第315話 女性の一人称




 世代を問わず、一人称が「私」「僕」の男性が好きだ。品がある。

 普段は「俺」でも、公の場だと「私」になるのもいい。


 ところが、男性として生きているわけではないのに、一人称が「俺」「僕」な女性はどちらかというと苦手である。

 文章なら気にしないし、創作で登場人物がしゃべっているのならいいけど。

 テレビでも舞台でも、そういうキャラだとわかったうえで観ているのは面白いけど。

 でも、何げない日常で、割といい年した女性が「僕」「俺」で話しているのを聞くとぎょっとしてしまう。

 ちょっと乱暴な気がする。何か痛々しい気分になる。

「なんで僕っていうの? 何かこだわりがあるの?」と尋ねたくなる。(尋ねないけど)


 よくよく考えれば、一人称でその人の人格の何がわかるわけでもない。

 英語に訳せば、全部「I」でしかない。個性といえば個性。印象を変えるこちらも身勝手とは思う。

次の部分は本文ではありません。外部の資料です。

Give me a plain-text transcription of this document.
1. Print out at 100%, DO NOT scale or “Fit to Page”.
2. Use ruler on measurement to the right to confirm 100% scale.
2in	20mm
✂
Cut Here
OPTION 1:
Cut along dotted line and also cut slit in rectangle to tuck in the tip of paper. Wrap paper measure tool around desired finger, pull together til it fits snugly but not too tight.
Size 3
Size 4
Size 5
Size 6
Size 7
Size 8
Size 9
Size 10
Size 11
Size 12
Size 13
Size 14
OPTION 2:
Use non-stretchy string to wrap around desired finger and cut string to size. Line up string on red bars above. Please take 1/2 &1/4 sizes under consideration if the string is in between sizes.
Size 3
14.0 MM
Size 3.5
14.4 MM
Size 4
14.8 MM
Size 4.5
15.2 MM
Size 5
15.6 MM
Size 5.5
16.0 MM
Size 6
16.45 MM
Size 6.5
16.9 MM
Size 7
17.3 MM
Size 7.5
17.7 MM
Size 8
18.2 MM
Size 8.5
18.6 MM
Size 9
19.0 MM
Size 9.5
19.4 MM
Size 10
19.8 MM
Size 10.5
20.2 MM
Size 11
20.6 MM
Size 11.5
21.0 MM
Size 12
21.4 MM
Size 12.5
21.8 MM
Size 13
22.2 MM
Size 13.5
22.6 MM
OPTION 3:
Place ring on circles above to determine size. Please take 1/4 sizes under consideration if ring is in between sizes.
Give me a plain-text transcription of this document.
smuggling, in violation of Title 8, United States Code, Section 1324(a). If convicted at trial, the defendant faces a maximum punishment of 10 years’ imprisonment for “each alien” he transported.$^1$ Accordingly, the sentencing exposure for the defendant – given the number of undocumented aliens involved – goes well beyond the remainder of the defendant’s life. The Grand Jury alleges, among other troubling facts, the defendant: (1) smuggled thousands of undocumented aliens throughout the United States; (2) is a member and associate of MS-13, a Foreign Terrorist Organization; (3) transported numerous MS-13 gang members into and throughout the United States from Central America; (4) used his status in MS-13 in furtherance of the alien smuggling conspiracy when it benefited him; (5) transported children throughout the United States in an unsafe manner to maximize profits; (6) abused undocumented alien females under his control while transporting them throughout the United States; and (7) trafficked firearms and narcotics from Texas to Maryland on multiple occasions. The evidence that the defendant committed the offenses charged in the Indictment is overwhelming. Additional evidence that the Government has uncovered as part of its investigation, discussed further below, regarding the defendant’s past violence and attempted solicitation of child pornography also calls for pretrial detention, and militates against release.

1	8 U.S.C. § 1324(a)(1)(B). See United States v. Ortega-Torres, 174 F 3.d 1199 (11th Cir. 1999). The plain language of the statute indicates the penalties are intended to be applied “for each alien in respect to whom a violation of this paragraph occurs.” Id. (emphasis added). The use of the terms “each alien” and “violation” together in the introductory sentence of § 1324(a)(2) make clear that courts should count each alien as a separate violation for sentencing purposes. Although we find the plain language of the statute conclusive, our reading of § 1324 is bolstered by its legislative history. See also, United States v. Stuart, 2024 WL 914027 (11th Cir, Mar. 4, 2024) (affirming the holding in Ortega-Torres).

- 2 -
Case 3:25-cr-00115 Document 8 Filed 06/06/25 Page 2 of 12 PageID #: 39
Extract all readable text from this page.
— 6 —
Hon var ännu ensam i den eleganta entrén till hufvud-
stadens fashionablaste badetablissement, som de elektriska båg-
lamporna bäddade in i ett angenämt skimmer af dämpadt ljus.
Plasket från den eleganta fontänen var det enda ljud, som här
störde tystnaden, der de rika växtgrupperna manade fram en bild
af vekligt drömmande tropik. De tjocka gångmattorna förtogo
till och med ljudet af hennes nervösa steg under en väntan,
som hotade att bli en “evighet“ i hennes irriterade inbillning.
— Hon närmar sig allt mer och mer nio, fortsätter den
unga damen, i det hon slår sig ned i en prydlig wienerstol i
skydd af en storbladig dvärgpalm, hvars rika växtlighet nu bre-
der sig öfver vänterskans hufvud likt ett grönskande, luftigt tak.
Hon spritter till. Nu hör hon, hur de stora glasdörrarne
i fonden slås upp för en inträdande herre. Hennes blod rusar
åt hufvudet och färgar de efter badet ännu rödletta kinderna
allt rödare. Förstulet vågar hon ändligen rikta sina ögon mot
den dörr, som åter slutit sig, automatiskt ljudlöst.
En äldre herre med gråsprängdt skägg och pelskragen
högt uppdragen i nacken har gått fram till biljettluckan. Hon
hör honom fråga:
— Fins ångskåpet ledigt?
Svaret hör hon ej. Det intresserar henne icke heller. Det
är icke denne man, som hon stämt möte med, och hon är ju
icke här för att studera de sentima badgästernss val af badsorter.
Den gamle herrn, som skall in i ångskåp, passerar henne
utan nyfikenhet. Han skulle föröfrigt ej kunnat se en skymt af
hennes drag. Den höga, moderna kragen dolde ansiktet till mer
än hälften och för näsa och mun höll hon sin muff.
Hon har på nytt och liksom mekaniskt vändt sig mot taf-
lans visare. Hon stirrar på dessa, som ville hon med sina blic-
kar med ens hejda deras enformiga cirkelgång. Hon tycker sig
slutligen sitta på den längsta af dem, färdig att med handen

 けれど、一般的に「私」という一人称は丁寧な表現なのだ。

 丁寧なことばに接すると、こちらも丁寧に扱われている気がして嬉しくなる。

 常識、女性らしさがどうこうというより、雑な扱いをされているようで残念な気分になるのだ。


 何にしても「わたし」「わたくし」が無難だし、最強だね。私はそう思う。


 ……なんだけど、不思議なことに「あたし」「名前呼び(〇〇は~)」「姫は~」「うちは~」と自称する女性は結構好きだったりする。

 痛いとかおバカというより、わざとこういうキャラで売ってるんだろうなあ……と思うから。

 一種の営業だよ営業。芸だよ芸。芸なら面白ければいいよ。

 もし皇帝であったら、余は許す。朕を興じさせよ。